How to Wrap Existing Arrays as Hypervectors

enc.from_array() wraps a pre-existing NumPy array or PyTorch tensor as a Hypervector. The typical use cases are loading saved codebooks from disk and converting feature vectors from other libraries.

Basic usage

import pyhdc
import numpy as np

enc = pyhdc.MAP_C(dimension=10_000)

# Wrap a NumPy array
arr = np.random.uniform(-1, 1, size=10_000).astype(np.float32)
hv  = enc.from_array(arr)

print(hv.shape)    # (10000,)
print(hv.backend)  # numpy
print(hv.encoding) # MAP_C instance

The array must have the same last dimension as the encoding’s dimension:

bad_arr = np.zeros(5_000)
enc.from_array(bad_arr)   # DimensionsNotMatchingError

Load a saved codebook from disk

# Load a codebook that was saved as a NumPy .npy file
# Shape: (dimension, num_items) -- each column is one hypervector
data = np.load('codebook.npy')   # shape (10000, 100)

enc      = pyhdc.MAP_C(dimension=10_000)
codebook = enc.from_array(data)   # one (10000, 100) batch hypervector

query    = enc.generate()
# similarity of query against each of the 100 columns -> (100,) array
scores   = enc.similarity(query, codebook)
best_idx = int(scores.argmax())

Use select() to pick columns from the batch by index along the batch axis, and stack() to concatenate hypervectors into one (D, N) batch:

subset = codebook.select([0, 2, 4])   # (10000, 3) batch
extended = pyhdc.stack([query, codebook])   # (10000, 101), query as column 0

Wrap a higher-rank (D, N, M) tensor

The same flow extends to tensors with more than one batch axis. from_array is a thin wrapper: it auto-detects the backend and returns a Hypervector without transposing, reshaping, or validating the axis order. The dimension-first contract still holds: axis 0 must equal the encoding’s dimension (it is the hypervector dimension D), and the trailing axes are the batch.

So a (D, N, M) array holds N * M hypervectors, one per trailing-axis column:

enc = pyhdc.MAP_C(dimension=10_000)

# axis 0 is D, axes 1 and 2 are the batch -> 8 * 4 = 32 hypervectors
data   = np.random.uniform(-1, 1, size=(10_000, 8, 4)).astype(np.float32)
tensor = enc.from_array(data)   # one (10000, 8, 4) batch hypervector

print(tensor.shape)   # (10000, 8, 4)

Operate on the wrapped tensor the same way you would a (D, N) batch. Index a single column with two trailing indices, reduce along a batch axis with axis=, or compare a query against every column with similarity:

one = tensor[:, 0, 0]          # column (0, 0) -> a single (10000,) vector

# bundle along axis 2 (the last batch axis) -> (10000, 8)
per_row = enc.bundle(tensor, axis=2)

# bundle along both batch axes (1, 2) -> a single (10000,) vector
total = enc.bundle(tensor, axis=(1, 2))

query  = enc.generate()
# query against every column -> (8, 4) score array, one score per column
scores = enc.similarity(query, tensor)

The trailing axes carry through every operation.
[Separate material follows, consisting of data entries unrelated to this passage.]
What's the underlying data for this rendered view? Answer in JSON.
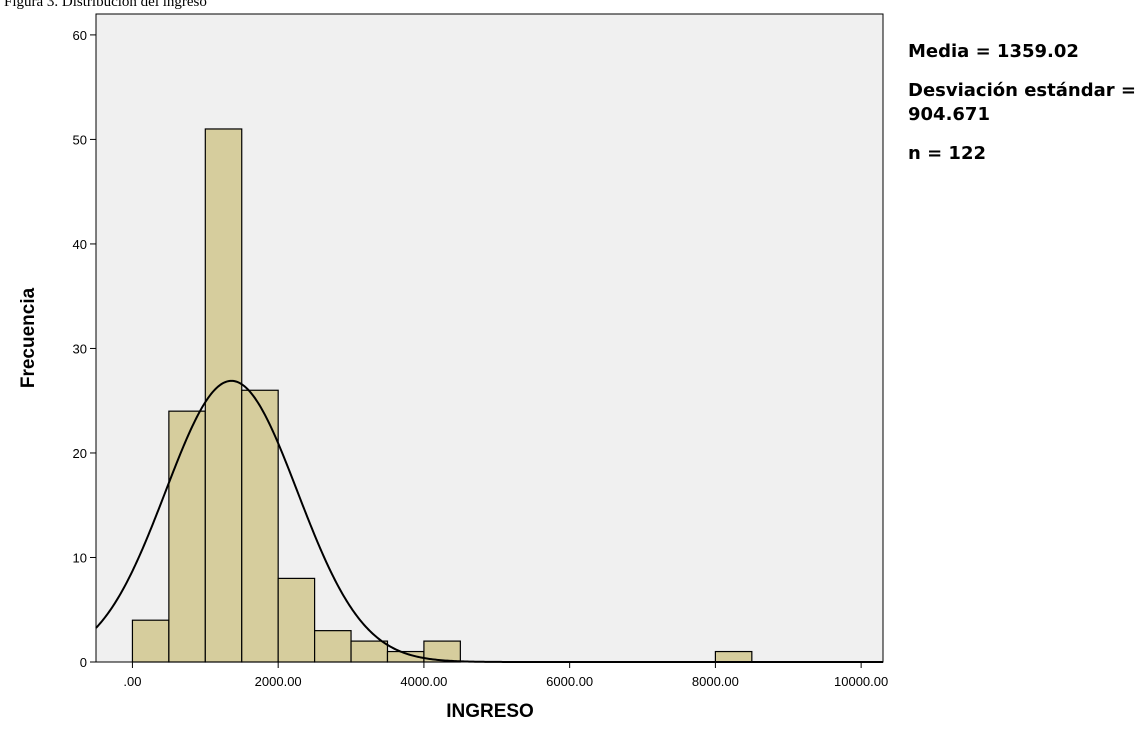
{
  "caption": "Figura 3. Distribución del ingreso",
  "stats": {
    "mean": "Media = 1359.02",
    "std": "Desviación estándar = 904.671",
    "n": "n = 122"
  },
  "colors": {
    "bar_fill": "#d6cd9d",
    "plot_bg": "#f0f0f0",
    "bar_stroke": "#000000",
    "curve": "#000000"
  },
  "chart_data": {
    "type": "bar",
    "title": "",
    "xlabel": "INGRESO",
    "ylabel": "Frecuencia",
    "xlim": [
      -500,
      10300
    ],
    "ylim": [
      0,
      62
    ],
    "x_ticks": [
      0,
      2000,
      4000,
      6000,
      8000,
      10000
    ],
    "x_tick_labels": [
      ".00",
      "2000.00",
      "4000.00",
      "6000.00",
      "8000.00",
      "10000.00"
    ],
    "y_ticks": [
      0,
      10,
      20,
      30,
      40,
      50,
      60
    ],
    "y_tick_labels": [
      "0",
      "10",
      "20",
      "30",
      "40",
      "50",
      "60"
    ],
    "bin_width": 500,
    "bins": [
      {
        "start": 0,
        "end": 500,
        "count": 4
      },
      {
        "start": 500,
        "end": 1000,
        "count": 24
      },
      {
        "start": 1000,
        "end": 1500,
        "count": 51
      },
      {
        "start": 1500,
        "end": 2000,
        "count": 26
      },
      {
        "start": 2000,
        "end": 2500,
        "count": 8
      },
      {
        "start": 2500,
        "end": 3000,
        "count": 3
      },
      {
        "start": 3000,
        "end": 3500,
        "count": 2
      },
      {
        "start": 3500,
        "end": 4000,
        "count": 1
      },
      {
        "start": 4000,
        "end": 4500,
        "count": 2
      },
      {
        "start": 8000,
        "end": 8500,
        "count": 1
      }
    ],
    "normal_curve": {
      "mean": 1359.02,
      "std": 904.671,
      "n": 122
    },
    "grid": false,
    "legend": "none"
  }
}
Bundling with axis= reduces the axes you name and leaves axis 0 (the dimension) intact. similarity reduces over axis 0 and returns one score per surviving trailing column.

Wrap a PyTorch tensor

from_array auto-detects whether the input is a NumPy array or PyTorch tensor:

import torch

t  = torch.randn(10_000, dtype=torch.float32)
enc_torch = pyhdc.MAP_C(dimension=10_000, backend="torch")
hv = enc_torch.from_array(t)

print(hv.backend)   # torch

Extract the underlying array

Access .data to get the raw NumPy array or PyTorch tensor back:

arr_back = hv.data   # numpy.ndarray or torch.Tensor

You can use this to pass hypervectors to libraries that do not know about PyHDC, such as scikit-learn or matplotlib.

Dtype notes

The dtype of the wrapped array should match what the encoding expects. Mismatches generate a warning but do not raise an error. For example, MAP_C expects float32; wrapping float64 will still work but may incur an implicit conversion.